Она проработала внешнее покрытие коробочки, в которой должны лежать книги. Потом пошла в спальню и вытащила из-под кровати картонную коробку, где хранились вещицы, напоминавшие ей о жизни в Советском Союзе. В числе прочего там были маленькие карманные часы с красивым серебристым циферблатом. Айман придумала вмонтировать эти часы в крышку коробки с книгами изнутри.

Она знала, что механизм часиков устроен просто – Миша несколько раз разбирал их и демонстрировал ей, как они работают.

Надо только заменить пару деталей – и они начнут отсчитывать время назад.

Это символически связано с книгами, в которых описывается мир вверх тормашками, mundus inversus, где время идет задом наперед и логика существует в зеркальном отражении.

У кролика, за которым Алиса кинулась в нору, были почти такие же карманные часы, и время, тикающее в обратном направлении, будет еще и символизировать бессознательное желание взрослого человека вернуться в детство.

В половине шестого Айман закончила работу и поставила Зеркальную коробку на полку.

Она придала нужный вид часикам, которые теперь тикали, отсчитывая время назад. Того, кто будет читать книгу, утянет в кроличью нору следом за Алисой.

Айман подумала – поймет ли Исаак символику возвращения в детство через книги, однако когда она выходила из квартиры, ее мысли были заняты Йенсом Хуртигом.

ХуртигКвартал Крунуберг

В понедельник Эмилия Свенссон сообщила, что кровь на бинте из квартиры Симона, вероятнее всего, принадлежит тому же человеку, что и кровь с бинта, обнаруженного на берегу в Сконе.

И человек этот – Симон Карлгрен.

К тому же его дугообразные отпечатки обнаружились на двух бутылках из-под дорогого вина, найденных на том же берегу. В данный момент Эмилия вместе с техниками из Сконе выясняла, не объявятся ли на одной из бутылок отпечатки, найденные на усилителе с пентаграммой. Они могли бы оказаться отпечатками Эйстейна Сандстрёма.

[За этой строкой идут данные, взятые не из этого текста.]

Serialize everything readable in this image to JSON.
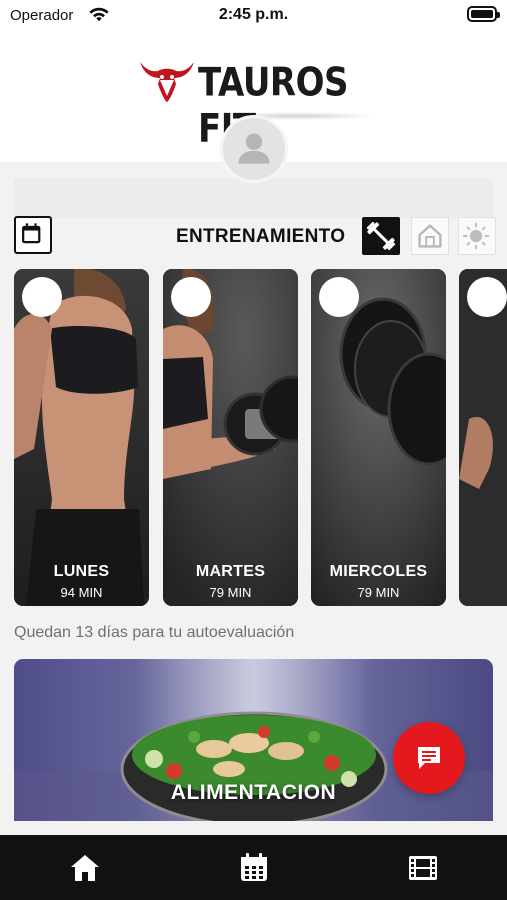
{
  "status_bar": {
    "carrier": "Operador",
    "time": "2:45 p.m.",
    "icons": [
      "wifi-icon",
      "battery-icon"
    ]
  },
  "header": {
    "brand": "TAUROS FIT",
    "logo_icon": "bull-icon",
    "brand_color": "#c0151c",
    "avatar_icon": "user-icon"
  },
  "section": {
    "title": "ENTRENAMIENTO",
    "calendar_icon": "calendar-icon",
    "modes": [
      {
        "name": "gym",
        "icon": "dumbbell-icon",
        "active": true
      },
      {
        "name": "home",
        "icon": "home-icon",
        "active": false
      },
      {
        "name": "outdoor",
        "icon": "sun-icon",
        "active": false
      }
    ]
  },
  "days": [
    {
      "day": "LUNES",
      "duration": "94 MIN"
    },
    {
      "day": "MARTES",
      "duration": "79 MIN"
    },
    {
      "day": "MIERCOLES",
      "duration": "79 MIN"
    },
    {
      "day": "",
      "duration": ""
    }
  ],
  "reminder": "Quedan 13 días para tu autoevaluación",
  "food_banner": {
    "label": "ALIMENTACION"
  },
  "chat_button": {
    "icon": "chat-icon",
    "color": "#e3191e"
  },
  "bottom_nav": [
    {
      "name": "home",
      "icon": "home-icon"
    },
    {
      "name": "calendar",
      "icon": "calendar-icon"
    },
    {
      "name": "videos",
      "icon": "film-icon"
    }
  ]
}
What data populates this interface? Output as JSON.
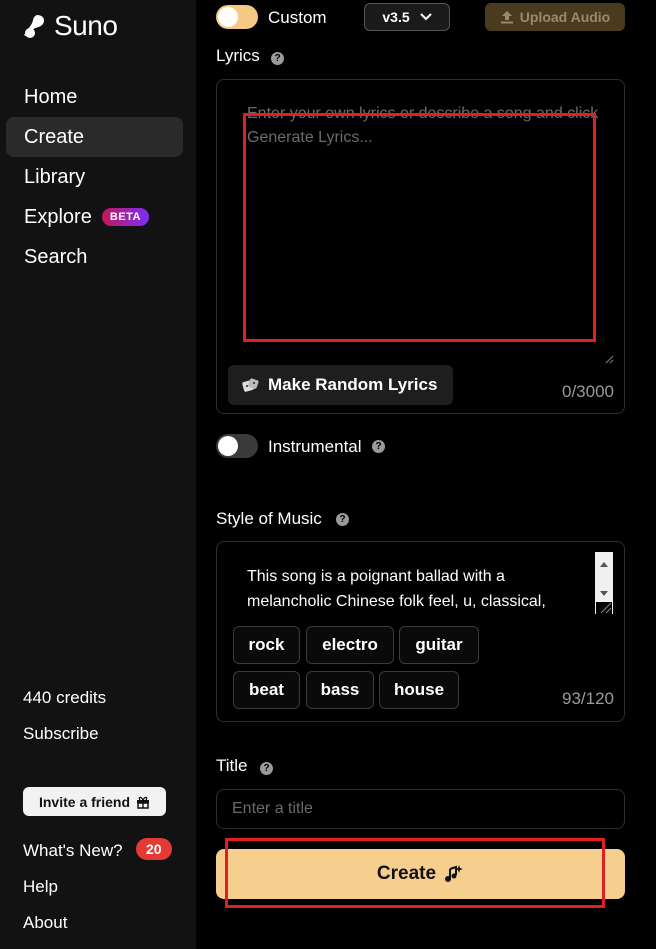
{
  "app": {
    "name": "Suno"
  },
  "sidebar": {
    "nav": [
      {
        "label": "Home"
      },
      {
        "label": "Create"
      },
      {
        "label": "Library"
      },
      {
        "label": "Explore",
        "badge": "BETA"
      },
      {
        "label": "Search"
      }
    ],
    "credits": "440 credits",
    "subscribe": "Subscribe",
    "invite": "Invite a friend",
    "whats_new": "What's New?",
    "whats_new_count": "20",
    "help": "Help",
    "about": "About"
  },
  "form": {
    "custom_label": "Custom",
    "custom_enabled": true,
    "version": "v3.5",
    "upload_audio": "Upload Audio",
    "lyrics_label": "Lyrics",
    "lyrics_placeholder": "Enter your own lyrics or describe a song and click Generate Lyrics...",
    "random_lyrics": "Make Random Lyrics",
    "lyrics_counter": "0/3000",
    "instrumental_label": "Instrumental",
    "instrumental_enabled": false,
    "style_label": "Style of Music",
    "style_value": "This song is a poignant ballad with a melancholic Chinese folk feel, u, classical,",
    "style_tags": [
      "rock",
      "electro",
      "guitar",
      "beat",
      "bass",
      "house"
    ],
    "style_counter": "93/120",
    "title_label": "Title",
    "title_placeholder": "Enter a title",
    "create_button": "Create"
  },
  "colors": {
    "accent": "#f6cf8e",
    "sidebar_bg": "#121212",
    "highlight": "#e02020"
  }
}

В дверь постучали, и в кабинет Хуртига вошел Олунд. Хуртиг поблагодарил Эмилию и закончил разговор. Олунд уселся напротив Хуртига; он принес известие о том, что единственный адрес Эйстейна, который удалось добыть, – это некий абонентский ящик в Хорнстулле.

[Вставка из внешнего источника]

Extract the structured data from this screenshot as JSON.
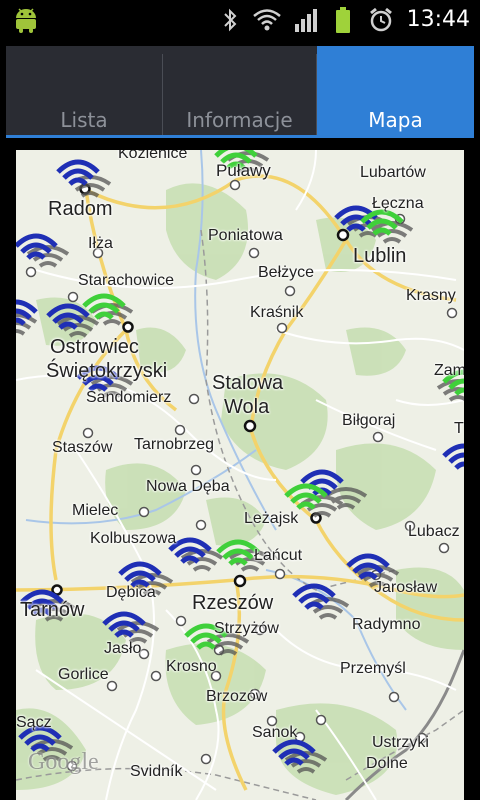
{
  "status_bar": {
    "time": "13:44",
    "icons": [
      "android-icon",
      "bluetooth-icon",
      "wifi-icon",
      "signal-icon",
      "battery-icon",
      "alarm-icon"
    ]
  },
  "tabs": [
    {
      "label": "Lista",
      "selected": false
    },
    {
      "label": "Informacje",
      "selected": false
    },
    {
      "label": "Mapa",
      "selected": true
    }
  ],
  "map": {
    "attribution": "Google",
    "cities": {
      "kozienice": "Kozienice",
      "pulawy": "Puławy",
      "lubartow": "Lubartów",
      "radom": "Radom",
      "leczna": "Łęczna",
      "ilza": "Iłża",
      "poniatowa": "Poniatowa",
      "lublin": "Lublin",
      "belzyce": "Bełżyce",
      "starachowice": "Starachowice",
      "krasnystaw": "Krasny",
      "krasnik": "Kraśnik",
      "ostrowiec": "Ostrowiec",
      "swietokrzyski": "Świętokrzyski",
      "zamosc": "Zam",
      "stalowa": "Stalowa",
      "wola": "Wola",
      "sandomierz": "Sandomierz",
      "bilgoraj": "Biłgoraj",
      "t_edge": "T",
      "staszow": "Staszów",
      "tarnobrzeg": "Tarnobrzeg",
      "nowa_deba": "Nowa Dęba",
      "mielec": "Mielec",
      "lezajsk": "Leżajsk",
      "lubaczow": "Lubacz",
      "kolbuszowa": "Kolbuszowa",
      "lancut": "Łańcut",
      "debica": "Dębica",
      "jaroslaw": "Jarosław",
      "tarnow": "Tarnów",
      "rzeszow": "Rzeszów",
      "radymno": "Radymno",
      "strzyzow": "Strzyżów",
      "jaslo": "Jasło",
      "krosno": "Krosno",
      "gorlice": "Gorlice",
      "przemysl": "Przemyśl",
      "brzozow": "Brzozów",
      "sanok": "Sanok",
      "ustrzyki": "Ustrzyki",
      "dolne": "Dolne",
      "svidnik": "Svidník",
      "s_edge": "Sącz"
    },
    "marker_colors": {
      "blue": "#1f2fb5",
      "green": "#3fd03a",
      "shadow": "#555555"
    },
    "map_colors": {
      "land": "#eef0e6",
      "forest": "#c8dfb4",
      "road_major": "#f3d36b",
      "road_minor": "#ffffff",
      "border": "#9a9a9a"
    }
  }
}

– Тот же, что связан с кассетами? – спросил Хуртиг.

– Не знаю, но вполне возможно. Я объявил Эйстейна в розыск, так что рано или поздно мы его возьмем. – Олунд помолчал и спросил: – Как у Шварца?

– Подозревается в служебной ошибке, отстранен от работы, ждет расследования. Биллинг связался с прокурором, и, скорее всего, Шварца в ближайшие полгода ждет бумажная работа.

– Полицейские, которые расследуют дела полицейских. – Олунд усмехнулся и посмотрел на Хуртига. – А расследование точно будет проведено как следует? Я имею в виду – объективно?

Хуртиг заерзал. Ему самому казалось в высшей степени странным, что коллеги расследуют дела коллег, а в этом конкретном случае он был убежден, что Шварц не совершал никакой ошибки.

Смерть Симона была самоубийством и ничем иным.

– Почтовое отделение под слежкой, регистрируются все абонентские ящики, – сказал Олунд. – И теперь, когда мы знаем, о ком речь, я потребовал видеозапись, на которой есть все посетители.

Олунд попросился за компьютер Хуртига, ввел свой личный пароль и открыл файл под названием «А/я 222».

Зарегистрированных посещений оказалось восемнадцать; когда Олунд запустил запись, Хуртиг увидел помещение почты – сверху наискосок. Первый эпизод имел место шесть месяцев назад. Дверь в нижней части картинки открылась, и вошел Симон Карлгрен. Он огляделся, словно желая удостовериться, что один, потом подошел к ящику и открыл его. Вынул несколько писем, запер ящик и ушел. Следующий эпизод, две недели спустя, был почти таким же. Симон забрал новые письма, а еще небольшую бандероль.

В третий раз камера наблюдения показала Симона в компании какого-то молодого человека, и Хуртиг попросил Олунда остановить запись.

– Это может быть Эйстейн, – сказал он. – Можешь отмотать назад кадр за кадром?

Олунд сделал, как его просили, несколько раз щелкнул мышью – и они увидели лицо незнакомца. Изображение было резким, отчетливым, и Хуртиг тут же узнал юношу.

– Чёрт, – выдохнул он. – Это же его я встретил в туалете, когда был на концерте в «Третьем пути».

Так значит, человек, предложивший девушке наркотики и с которым Хуртиг обошелся столь сурово, и был Эйстейн Сандстрём.

Олунд вопросительно взглянул на Хуртига, и тот рассказал о встрече с Эйстейном, однако предпочел не упоминать, что ударил парня в лицо.